Lightloop Burstification
This technical guide explains the new changes in architecture of the lightloop introduced in HDRP v12. The lightloop was considered a big performance bottleneck for the CPU due to its lack of parallel computation and data access patterns. The new lightloop architecture utilizes burst compiler acceleration, data access and much better performance.
Previous Architecture
To understand exactly what has technically changed and improved, this section will explain the previous architecture at a high level.
Step 1
The first step is frustum culling coming from the scriptable render pipeline (SRP), which converts Light game objects (GOs) to VisibleLight structs. VisibleLight struct contains a copy of the visible light, and is all performed in the engine backend, making these structs burst compatible.
Step 2
Next, HDRP has an HDAdditionalLightData GO for additional properties not present in the regular Light component. This component is self managed, and the UI obfuscates everything, creating a nice GUI that lets HDRP have a more advanced light definition. In this step the VisibleLight objects are taken and processed with the HDAdditioanlLightData to perform a quick rejection. This produces an intermediate list called ProcessedLightData. The ProcessedLightData then gets sorted using a recursive quicksort (which is heavy on the CPU).
Step 3
The last step then converts ProcessedLightData into a GPU ready struct light list. The 2nd and 3rd steps were all done linearly, in the main thread, accessing the HDAdditionalData directly. This results in performance bottlenecks because of unmanaged data accesses to the GO and recursive Quicksort call.
Optimized Parts
Part A
Added the concept of a render entity (HDRenderLightEntity) and a global manager for these. This basically mantains light data from HDAdditionalLightData GO as an unmanaged struct. The GO has an entity handle to this render data and is responsible to update it from the simulation side. The GO then just becomes an interface to the UI / serialization / artist. Its not used anymore by the render pipeline, with the exception of shadow processing, which will require another round of optimizations. This effectively almost decouples the render pipeline from the GO. This allows the render pipeline then to access the HDLightRenderLightEntityData as a struct, thus unlocking burst acceleration.
Part B
Moved the step 2 mentioned above to burst, with the exception of shadow allocation. ProcessedLightData gets accumulated using an atomic increment across all threads. This is a significant speedup on the CPU. With the exception of shadows, shadow lights still get processed patched in the main thread.
Part C
Rewrote the sorts to be done only on uint, and on pointers for maximum speed. Added 3 sort algorithms:
- Insertion sort for a light count <32
- Non recursive merge sort with auxiliary data for >= 32 and <= 256
- Radix sort with auxiliary data with 8 bit radix for 256 >= and above.

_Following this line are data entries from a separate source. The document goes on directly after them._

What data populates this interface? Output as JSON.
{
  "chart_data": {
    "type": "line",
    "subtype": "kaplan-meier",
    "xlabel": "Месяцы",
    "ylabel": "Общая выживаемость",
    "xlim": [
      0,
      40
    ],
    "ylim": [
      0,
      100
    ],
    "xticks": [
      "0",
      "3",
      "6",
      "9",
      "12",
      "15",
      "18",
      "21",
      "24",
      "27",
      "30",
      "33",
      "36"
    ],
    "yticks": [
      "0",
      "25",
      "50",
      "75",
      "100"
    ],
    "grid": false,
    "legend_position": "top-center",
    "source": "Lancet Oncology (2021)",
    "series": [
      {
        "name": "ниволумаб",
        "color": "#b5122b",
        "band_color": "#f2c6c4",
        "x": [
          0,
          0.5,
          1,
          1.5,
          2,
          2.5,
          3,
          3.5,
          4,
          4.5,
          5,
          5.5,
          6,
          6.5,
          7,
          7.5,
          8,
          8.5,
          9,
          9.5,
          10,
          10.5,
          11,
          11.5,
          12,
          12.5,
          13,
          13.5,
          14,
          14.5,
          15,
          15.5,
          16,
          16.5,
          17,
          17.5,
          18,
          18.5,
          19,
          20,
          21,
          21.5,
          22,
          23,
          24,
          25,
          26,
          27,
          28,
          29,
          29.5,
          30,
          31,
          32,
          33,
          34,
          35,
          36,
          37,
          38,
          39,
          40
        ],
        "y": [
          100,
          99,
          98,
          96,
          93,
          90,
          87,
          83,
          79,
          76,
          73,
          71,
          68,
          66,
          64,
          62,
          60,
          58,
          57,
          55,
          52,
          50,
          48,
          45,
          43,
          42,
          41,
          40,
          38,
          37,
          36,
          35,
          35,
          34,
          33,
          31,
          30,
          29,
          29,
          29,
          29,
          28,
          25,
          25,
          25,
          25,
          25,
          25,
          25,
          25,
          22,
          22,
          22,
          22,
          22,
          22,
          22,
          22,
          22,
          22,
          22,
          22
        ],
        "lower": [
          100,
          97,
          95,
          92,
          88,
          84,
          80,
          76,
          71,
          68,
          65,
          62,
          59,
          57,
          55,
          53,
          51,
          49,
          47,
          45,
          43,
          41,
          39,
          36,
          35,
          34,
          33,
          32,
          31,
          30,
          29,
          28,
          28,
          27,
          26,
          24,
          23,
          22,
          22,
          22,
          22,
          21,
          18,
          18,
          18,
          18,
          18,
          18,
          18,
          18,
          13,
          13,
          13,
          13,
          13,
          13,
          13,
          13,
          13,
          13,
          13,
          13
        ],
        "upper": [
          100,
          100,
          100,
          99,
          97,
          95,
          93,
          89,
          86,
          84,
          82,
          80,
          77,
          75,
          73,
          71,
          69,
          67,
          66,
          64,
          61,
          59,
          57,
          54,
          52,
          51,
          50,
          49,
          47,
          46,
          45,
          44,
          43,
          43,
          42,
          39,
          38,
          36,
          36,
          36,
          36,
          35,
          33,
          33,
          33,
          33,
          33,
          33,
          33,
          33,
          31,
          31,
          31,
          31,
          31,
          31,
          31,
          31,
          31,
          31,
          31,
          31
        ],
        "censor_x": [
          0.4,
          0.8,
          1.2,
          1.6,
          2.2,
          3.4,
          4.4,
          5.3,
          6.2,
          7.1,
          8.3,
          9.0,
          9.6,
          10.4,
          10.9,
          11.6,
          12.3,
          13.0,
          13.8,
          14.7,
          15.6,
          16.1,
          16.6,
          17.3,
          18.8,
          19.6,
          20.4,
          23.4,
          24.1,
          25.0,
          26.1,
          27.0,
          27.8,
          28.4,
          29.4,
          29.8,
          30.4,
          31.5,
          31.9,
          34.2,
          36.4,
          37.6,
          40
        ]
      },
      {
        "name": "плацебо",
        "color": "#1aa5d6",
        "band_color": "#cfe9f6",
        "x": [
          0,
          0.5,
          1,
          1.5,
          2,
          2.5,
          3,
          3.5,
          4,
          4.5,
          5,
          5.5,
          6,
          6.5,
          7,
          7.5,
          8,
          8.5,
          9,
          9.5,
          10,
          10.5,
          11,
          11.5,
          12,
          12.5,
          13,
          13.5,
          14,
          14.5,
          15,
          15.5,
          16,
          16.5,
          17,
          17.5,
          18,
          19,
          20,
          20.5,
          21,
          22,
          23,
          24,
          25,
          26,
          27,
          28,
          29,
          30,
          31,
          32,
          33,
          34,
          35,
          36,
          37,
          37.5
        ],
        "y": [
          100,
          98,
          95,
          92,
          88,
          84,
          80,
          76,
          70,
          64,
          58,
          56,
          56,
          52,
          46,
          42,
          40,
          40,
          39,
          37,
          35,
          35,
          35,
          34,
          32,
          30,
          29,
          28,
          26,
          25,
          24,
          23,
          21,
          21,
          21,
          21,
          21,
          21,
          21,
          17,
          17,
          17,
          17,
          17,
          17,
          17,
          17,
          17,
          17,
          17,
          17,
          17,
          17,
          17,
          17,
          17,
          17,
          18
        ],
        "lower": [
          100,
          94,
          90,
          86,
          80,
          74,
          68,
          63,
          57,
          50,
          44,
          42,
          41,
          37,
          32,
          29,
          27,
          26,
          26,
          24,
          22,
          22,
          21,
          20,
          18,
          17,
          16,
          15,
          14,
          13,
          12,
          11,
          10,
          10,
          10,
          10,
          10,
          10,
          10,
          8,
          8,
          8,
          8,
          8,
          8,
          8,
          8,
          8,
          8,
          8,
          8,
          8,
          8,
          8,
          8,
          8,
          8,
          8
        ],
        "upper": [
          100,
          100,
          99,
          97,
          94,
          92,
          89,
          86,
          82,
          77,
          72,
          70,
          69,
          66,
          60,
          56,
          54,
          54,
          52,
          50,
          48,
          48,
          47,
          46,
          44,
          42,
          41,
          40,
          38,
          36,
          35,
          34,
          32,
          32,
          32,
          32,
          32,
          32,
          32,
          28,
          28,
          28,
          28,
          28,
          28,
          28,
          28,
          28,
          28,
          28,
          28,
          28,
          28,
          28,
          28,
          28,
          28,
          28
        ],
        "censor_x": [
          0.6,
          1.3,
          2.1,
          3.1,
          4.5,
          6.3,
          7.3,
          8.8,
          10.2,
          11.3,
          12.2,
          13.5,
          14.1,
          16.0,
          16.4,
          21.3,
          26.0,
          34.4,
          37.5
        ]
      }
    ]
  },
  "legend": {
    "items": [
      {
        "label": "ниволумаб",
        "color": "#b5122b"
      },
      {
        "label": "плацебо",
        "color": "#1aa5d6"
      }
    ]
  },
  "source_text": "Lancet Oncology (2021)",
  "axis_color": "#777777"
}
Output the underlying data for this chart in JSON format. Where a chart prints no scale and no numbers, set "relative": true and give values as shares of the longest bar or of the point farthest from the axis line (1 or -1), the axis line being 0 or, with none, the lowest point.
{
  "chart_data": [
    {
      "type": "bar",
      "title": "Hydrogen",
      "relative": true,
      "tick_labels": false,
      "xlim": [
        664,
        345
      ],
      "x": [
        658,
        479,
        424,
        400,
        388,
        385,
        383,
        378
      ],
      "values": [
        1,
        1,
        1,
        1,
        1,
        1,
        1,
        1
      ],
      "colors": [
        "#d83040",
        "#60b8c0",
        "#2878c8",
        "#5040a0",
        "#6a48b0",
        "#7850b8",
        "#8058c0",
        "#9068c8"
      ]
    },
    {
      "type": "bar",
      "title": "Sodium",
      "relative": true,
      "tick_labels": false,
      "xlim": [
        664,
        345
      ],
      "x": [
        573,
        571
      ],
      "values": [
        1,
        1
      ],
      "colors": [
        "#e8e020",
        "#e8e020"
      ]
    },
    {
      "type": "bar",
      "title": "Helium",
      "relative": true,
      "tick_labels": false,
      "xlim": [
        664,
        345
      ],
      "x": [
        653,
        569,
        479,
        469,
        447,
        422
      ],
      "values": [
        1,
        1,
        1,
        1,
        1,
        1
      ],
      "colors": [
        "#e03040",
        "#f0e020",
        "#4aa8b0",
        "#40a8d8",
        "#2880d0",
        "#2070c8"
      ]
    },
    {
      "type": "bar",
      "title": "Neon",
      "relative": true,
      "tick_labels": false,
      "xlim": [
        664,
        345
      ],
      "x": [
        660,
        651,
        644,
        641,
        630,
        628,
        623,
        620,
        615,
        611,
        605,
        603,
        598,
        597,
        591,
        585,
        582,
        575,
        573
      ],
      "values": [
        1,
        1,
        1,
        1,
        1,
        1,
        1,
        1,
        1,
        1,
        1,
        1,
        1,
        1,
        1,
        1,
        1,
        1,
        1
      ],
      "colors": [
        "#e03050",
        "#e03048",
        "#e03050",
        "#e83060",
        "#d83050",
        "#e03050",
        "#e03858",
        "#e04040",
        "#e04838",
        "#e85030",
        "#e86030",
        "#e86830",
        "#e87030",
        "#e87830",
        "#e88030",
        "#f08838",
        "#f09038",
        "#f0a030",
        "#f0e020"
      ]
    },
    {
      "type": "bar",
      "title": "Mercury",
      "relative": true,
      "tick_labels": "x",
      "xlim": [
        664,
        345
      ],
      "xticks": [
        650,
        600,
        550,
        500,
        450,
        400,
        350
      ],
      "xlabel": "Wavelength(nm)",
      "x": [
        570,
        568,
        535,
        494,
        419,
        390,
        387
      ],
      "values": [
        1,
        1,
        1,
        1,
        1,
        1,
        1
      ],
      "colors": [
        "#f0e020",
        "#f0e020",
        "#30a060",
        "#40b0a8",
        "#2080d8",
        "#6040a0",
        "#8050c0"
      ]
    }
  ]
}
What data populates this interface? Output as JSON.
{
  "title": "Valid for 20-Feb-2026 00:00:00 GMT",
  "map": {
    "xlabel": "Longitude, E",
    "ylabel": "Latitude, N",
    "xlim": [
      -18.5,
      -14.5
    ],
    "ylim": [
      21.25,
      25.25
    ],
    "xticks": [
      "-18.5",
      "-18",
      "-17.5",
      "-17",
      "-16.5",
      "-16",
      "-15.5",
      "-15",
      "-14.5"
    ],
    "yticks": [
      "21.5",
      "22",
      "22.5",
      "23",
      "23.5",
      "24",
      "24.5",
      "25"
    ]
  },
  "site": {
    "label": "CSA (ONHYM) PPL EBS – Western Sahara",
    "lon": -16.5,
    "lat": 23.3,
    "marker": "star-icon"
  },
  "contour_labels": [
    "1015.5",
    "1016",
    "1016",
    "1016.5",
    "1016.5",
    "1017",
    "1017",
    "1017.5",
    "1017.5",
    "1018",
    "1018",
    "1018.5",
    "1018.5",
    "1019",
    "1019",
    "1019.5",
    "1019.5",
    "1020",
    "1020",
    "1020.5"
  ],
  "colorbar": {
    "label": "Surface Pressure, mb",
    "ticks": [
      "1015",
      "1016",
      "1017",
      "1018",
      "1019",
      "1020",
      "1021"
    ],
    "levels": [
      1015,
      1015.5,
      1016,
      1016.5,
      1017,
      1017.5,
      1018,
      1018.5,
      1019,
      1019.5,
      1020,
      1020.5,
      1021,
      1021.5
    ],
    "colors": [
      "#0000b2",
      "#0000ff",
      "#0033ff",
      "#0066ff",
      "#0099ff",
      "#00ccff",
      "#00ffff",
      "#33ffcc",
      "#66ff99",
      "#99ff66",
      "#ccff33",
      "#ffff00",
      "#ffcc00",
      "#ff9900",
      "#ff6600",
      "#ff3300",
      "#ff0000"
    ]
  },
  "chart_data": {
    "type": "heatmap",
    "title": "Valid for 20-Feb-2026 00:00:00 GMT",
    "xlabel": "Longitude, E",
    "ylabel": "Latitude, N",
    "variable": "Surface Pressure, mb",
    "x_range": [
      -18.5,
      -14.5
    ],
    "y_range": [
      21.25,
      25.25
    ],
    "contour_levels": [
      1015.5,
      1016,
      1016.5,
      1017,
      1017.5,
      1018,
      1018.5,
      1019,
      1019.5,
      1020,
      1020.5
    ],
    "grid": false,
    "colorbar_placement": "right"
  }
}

This is effectively almost 5x faster, and can also scale massively. The sort is still done in the main thread since there were no good gains on it being in burst.
Part D
Move the Step 3 to burst. Keep the shadow pieces in the main thread.
Conclusion and Future work
Improvements include:
- 50% to 70% improvement on CPU performance for lightloop.
- Better sort loops available, now in Core.
- Better decoupling of GO from render pipeline. Opens up opportunities for DOTs lights to exist.
Future work:
- Optimization of the shadow atlas allocation and matrix calculation.
- Investigation of reducing the 3 step culling algorithm to a single step.